Like Wallachia, the album sounds like it was composed in some crusty old ancient dilapidated castle in the middle of Transylvania. It’s melodic black metal constructed and delivered exactly the way it should be, huge immersive swathes of synth/key driven atmosphere at no expense to the fundamentals of black metal whatsoever, and getting that appropriate balance is a difficult thing to achieve. The guitar is in fact arguably the strongest element of Echoes.., the riffing is utterly scathing as it should be, and suitably diverse as no two riffs ever sound similar. Tracks like "Under the Sign of Arcanum" and "Chasm of Asylake" even have a sprinkling of acoustics just to mix things up a little and further compound that mystic and archaic atmosphere. The Satyricon influence in the riffing is painfully obvious, they could be very well lifted straight off Nemesis Divina itself, but that’s no bad thing, for just listen to the absolutely devastating introduction to "Castle Ruins Anthem" or one of the many riffs in "Wyvern Solitude Chant" and you’ll see exactly what I mean.

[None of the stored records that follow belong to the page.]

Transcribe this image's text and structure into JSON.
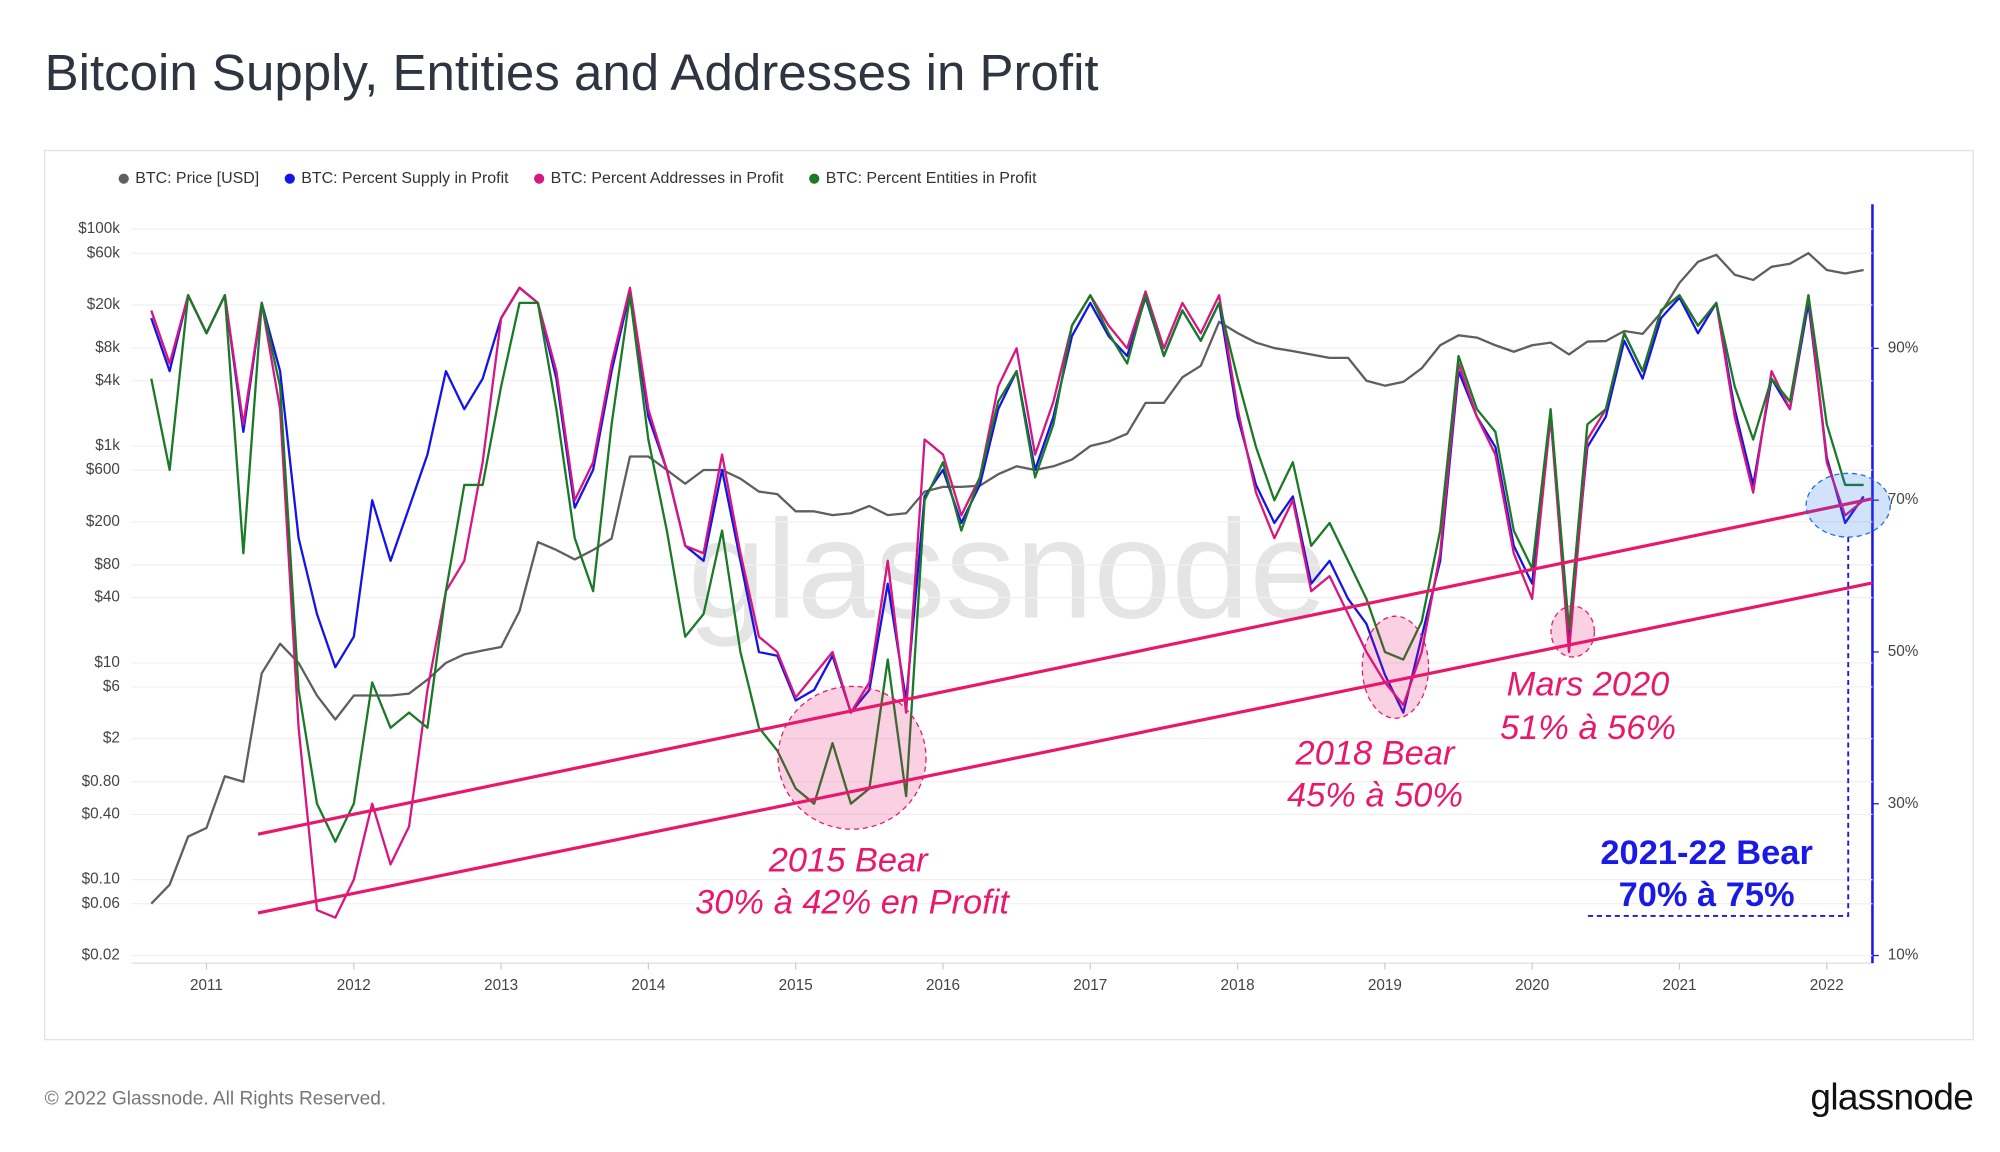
{
  "chart_data": {
    "type": "line",
    "title": "Bitcoin Supply, Entities and Addresses in Profit",
    "x": [
      2010.625,
      2010.75,
      2010.875,
      2011,
      2011.125,
      2011.25,
      2011.375,
      2011.5,
      2011.625,
      2011.75,
      2011.875,
      2012,
      2012.125,
      2012.25,
      2012.375,
      2012.5,
      2012.625,
      2012.75,
      2012.875,
      2013,
      2013.125,
      2013.25,
      2013.375,
      2013.5,
      2013.625,
      2013.75,
      2013.875,
      2014,
      2014.125,
      2014.25,
      2014.375,
      2014.5,
      2014.625,
      2014.75,
      2014.875,
      2015,
      2015.125,
      2015.25,
      2015.375,
      2015.5,
      2015.625,
      2015.75,
      2015.875,
      2016,
      2016.125,
      2016.25,
      2016.375,
      2016.5,
      2016.625,
      2016.75,
      2016.875,
      2017,
      2017.125,
      2017.25,
      2017.375,
      2017.5,
      2017.625,
      2017.75,
      2017.875,
      2018,
      2018.125,
      2018.25,
      2018.375,
      2018.5,
      2018.625,
      2018.75,
      2018.875,
      2019,
      2019.125,
      2019.25,
      2019.375,
      2019.5,
      2019.625,
      2019.75,
      2019.875,
      2020,
      2020.125,
      2020.25,
      2020.375,
      2020.5,
      2020.625,
      2020.75,
      2020.875,
      2021,
      2021.125,
      2021.25,
      2021.375,
      2021.5,
      2021.625,
      2021.75,
      2021.875,
      2022,
      2022.125,
      2022.25
    ],
    "series": [
      {
        "name": "BTC: Price [USD]",
        "color": "#5f5f5f",
        "axis": "y",
        "values": [
          0.06,
          0.09,
          0.25,
          0.3,
          0.9,
          0.8,
          8,
          15,
          10,
          5,
          3,
          5,
          5,
          5,
          5.2,
          7,
          10,
          12,
          13,
          14,
          30,
          130,
          110,
          90,
          110,
          140,
          800,
          800,
          600,
          450,
          600,
          600,
          500,
          380,
          360,
          250,
          250,
          230,
          240,
          280,
          230,
          240,
          380,
          420,
          420,
          430,
          550,
          650,
          600,
          650,
          750,
          1000,
          1100,
          1300,
          2500,
          2500,
          4300,
          5500,
          14000,
          11000,
          9000,
          8000,
          7500,
          7000,
          6500,
          6500,
          4000,
          3600,
          3900,
          5200,
          8500,
          10500,
          10000,
          8500,
          7400,
          8500,
          9000,
          7000,
          9200,
          9300,
          11500,
          10800,
          17000,
          32000,
          50000,
          58000,
          38000,
          34000,
          45000,
          48000,
          60000,
          42000,
          39000,
          42000
        ]
      },
      {
        "name": "BTC: Percent Supply in Profit",
        "color": "#1414e6",
        "axis": "y2",
        "values": [
          94,
          87,
          97,
          92,
          97,
          79,
          96,
          87,
          65,
          55,
          48,
          52,
          70,
          62,
          69,
          76,
          87,
          82,
          86,
          94,
          98,
          96,
          86,
          69,
          74,
          87,
          97.5,
          81,
          74,
          64,
          62,
          74,
          62,
          50,
          49.5,
          43.6,
          45,
          49.5,
          42,
          45,
          59,
          43.6,
          70.5,
          74,
          67,
          72,
          82,
          87,
          74,
          81,
          91.6,
          96,
          91.6,
          89,
          96.7,
          89,
          95,
          91,
          96,
          81,
          72,
          67,
          70.5,
          59,
          62,
          57,
          53.7,
          47,
          42,
          52,
          62,
          87,
          81,
          77,
          64,
          59,
          81,
          52,
          77,
          81,
          91,
          86,
          94,
          96.7,
          92,
          96,
          82,
          72,
          86,
          82,
          96,
          75.6,
          67,
          70.5
        ]
      },
      {
        "name": "BTC: Percent Addresses in Profit",
        "color": "#d6177f",
        "axis": "y2",
        "values": [
          95,
          88,
          97,
          92,
          97,
          80,
          96,
          82,
          40,
          16,
          15,
          20,
          30,
          22,
          27,
          45,
          58,
          62,
          75,
          94,
          98,
          96,
          87,
          70,
          75,
          88,
          98,
          82,
          74,
          64,
          63,
          76,
          63,
          52,
          50,
          44,
          47,
          50,
          42,
          46,
          62,
          42,
          78,
          76,
          68,
          73,
          85,
          90,
          76,
          83,
          93,
          97,
          93,
          90,
          97.5,
          90,
          96,
          92,
          97,
          82,
          71,
          65,
          70,
          58,
          60,
          55,
          50,
          46,
          43,
          50,
          63,
          88,
          81,
          76,
          63,
          57,
          81,
          50,
          78,
          82,
          92,
          87,
          95,
          97,
          93,
          96,
          81,
          71,
          87,
          82,
          97,
          75,
          68,
          70
        ]
      },
      {
        "name": "BTC: Percent Entities in Profit",
        "color": "#1b7a26",
        "axis": "y2",
        "values": [
          86,
          74,
          97,
          92,
          97,
          63,
          96,
          85,
          45,
          30,
          25,
          30,
          46,
          40,
          42,
          40,
          58,
          72,
          72,
          85,
          96,
          96,
          82,
          65,
          58,
          80,
          97,
          78,
          66,
          52,
          55,
          66,
          50,
          40,
          37,
          32,
          30,
          38,
          30,
          32,
          49,
          31,
          70,
          75,
          66,
          73,
          83,
          87,
          73,
          80,
          93,
          97,
          92,
          88,
          97,
          89,
          95,
          91,
          96,
          86,
          77,
          70,
          75,
          64,
          67,
          62,
          57,
          50,
          49,
          54,
          66,
          89,
          82,
          79,
          66,
          61,
          82,
          53,
          80,
          82,
          92,
          87,
          95,
          97,
          93,
          96,
          85,
          78,
          86,
          83,
          97,
          80,
          72,
          72
        ]
      }
    ],
    "xlim": [
      2010.49,
      2022.31
    ],
    "xticks": [
      2011,
      2012,
      2013,
      2014,
      2015,
      2016,
      2017,
      2018,
      2019,
      2020,
      2021,
      2022
    ],
    "y_scale": "log",
    "ylim": [
      0.017,
      170000
    ],
    "yticks": [
      {
        "value": 0.02,
        "label": "$0.02"
      },
      {
        "value": 0.06,
        "label": "$0.06"
      },
      {
        "value": 0.1,
        "label": "$0.10"
      },
      {
        "value": 0.4,
        "label": "$0.40"
      },
      {
        "value": 0.8,
        "label": "$0.80"
      },
      {
        "value": 2,
        "label": "$2"
      },
      {
        "value": 6,
        "label": "$6"
      },
      {
        "value": 10,
        "label": "$10"
      },
      {
        "value": 40,
        "label": "$40"
      },
      {
        "value": 80,
        "label": "$80"
      },
      {
        "value": 200,
        "label": "$200"
      },
      {
        "value": 600,
        "label": "$600"
      },
      {
        "value": 1000,
        "label": "$1k"
      },
      {
        "value": 4000,
        "label": "$4k"
      },
      {
        "value": 8000,
        "label": "$8k"
      },
      {
        "value": 20000,
        "label": "$20k"
      },
      {
        "value": 60000,
        "label": "$60k"
      },
      {
        "value": 100000,
        "label": "$100k"
      }
    ],
    "y2lim": [
      9,
      109
    ],
    "y2ticks": [
      {
        "value": 10,
        "label": "10%"
      },
      {
        "value": 30,
        "label": "30%"
      },
      {
        "value": 50,
        "label": "50%"
      },
      {
        "value": 70,
        "label": "70%"
      },
      {
        "value": 90,
        "label": "90%"
      }
    ],
    "grid": true,
    "legend": "top-left",
    "reference_lines": [
      {
        "color": "#e8186d",
        "x": [
          2011.35,
          2022.31
        ],
        "values": [
          26,
          70.2
        ]
      },
      {
        "color": "#e8186d",
        "x": [
          2011.35,
          2022.31
        ],
        "values": [
          15.6,
          59.1
        ]
      }
    ],
    "annotations": [
      "2015 Bear",
      "30% à 42% en Profit",
      "2018 Bear",
      "45% à 50%",
      "Mars 2020",
      "51% à 56%",
      "2021-22 Bear",
      "70% à 75%"
    ],
    "watermark": "glassnode"
  },
  "footer": {
    "copyright": "© 2022 Glassnode. All Rights Reserved.",
    "logo": "glassnode"
  }
}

Aboth turns out an extremely impressive performance behind the kit as well, a thoroughly assorted affair refraining from the typical flat out blasts and unrelenting hi-hat abuse, a good drum performance being a rarity in black metal. A special mention must go out to "Nightfall and the Fire Doom" though, the out and out standout track here which can only be described as majestic, a sprawling behemoth of a track drenched in esoteric chanting, sepulchral riffing and an enthralling, enchanting atmosphere which lasts for six very brief minutes before fading out to something not unlike Wongraven. "Caslte Ruins Anthem" as well it must be noted is an absolute bulldozer of a track with that opening riff and it’s staunch medieval sway which what I imagine the perfect combination of Satyricon and Wallachia to sound like.
The really full production does wonders for the music here as well, not exactly clean but thankfully not ever entering ‘bees in a biscuit tin’ territory. Echoes of the Stone Keeper is exactly what I expect ‘medieval black metal’ to sound like, like it was recorded in a colossal and grandiose gold-littered throne room from the depths of some far fetched fantasy novel. It’s distinctly unrepetitive and broad enough that there’s always something going on that your mind never wanders. Darkenhold have really stepped up to the plate with this one and they’ll be a force to be reckoned with in the future. This is majestic and melodic black metal performed about just as well as you’re going to hear all year, and an album that will definitely be up there in my end of year list. Highly recommended.